After reading Tuesday’s post on Lohfink’s book on the parables of Jesus, my friend Joe Costantino wrote to me with the question “whether there were one or two interpretations or contextual insights he provided that led you to say: wow, I never thought of that before.”
Had I not read several other books by Lohfink, I would have answered yes to that question as how he interprets the parables. But much of what I read here flows directly from his emphasis in his earlier books on Jesus’ focus on the Kingdom and on the mystery of his own person in that connection. Having said that, I hope I conveyed in my original post that I found his contextual comments on the parables useful.
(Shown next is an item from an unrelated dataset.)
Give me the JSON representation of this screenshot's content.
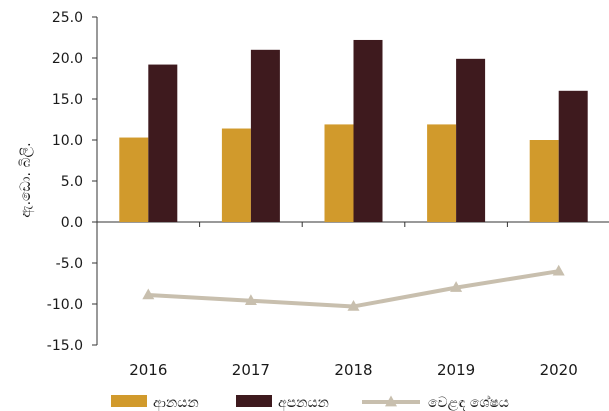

The contextual insight that stood out for me was his discussion of the parable of the abundant harvest. (Mark 4:3-9). When I’ve talked about this parable of the seed growing on good soil yielding a harvest of thirty or sixty or a hundredfold, I’ve adopted the interpretation of many commentators that this is an obvious exaggeration meant to convey, intended to strike hearers as something that would completely surpass real conditions. (As many others, I have on other occasions invited folks to consider whether they behave like the different types of seeds sown that are described in the parable.)
Lohfink’s book is the first I’ve heard of “tillering,” a process that would make the big quantities in Jesus’ talk completely normal because some of the seeds would “tiller” themselves, that is splitting into several stalks. As Lohfink explains based on his research, a “sprouting seed only produces a single shoot at the outset, but at a very early stage the bottommost node (the so-called “tillering node”), lying far below the surface of the soil, puts out side-shoots” which cause a branching of the principle stem such that there be a next of tillers.
Lohfink opines that Jesus presumed the process of tillering, making his sequence of 36…60…100 immediately plausible to his hearers. Thus, he suggests that “the parable depicts the coming of the reign of God from the first line on. Its coming includes the sowing, the adversaries who do it the utmost damage, and then finally the abundant harvest that stands on the stalk in the end, despite all those who oppose it.” He goes on to say that while the parable speaks first about what God is doing now in Israel, Jesus is also speaking about himself.
He is the sower who sows the word or proclamation. He is also the one who sows people. He has to bear the attacks of his opponents. He experiences how his adversaries frighten people who really want to follow him and try to destroy his mission. And he sees who is seed grows in spite of it all.
You may not find that observation as interesting as I did, but It makes me think differently about the harvest Jesus talks about.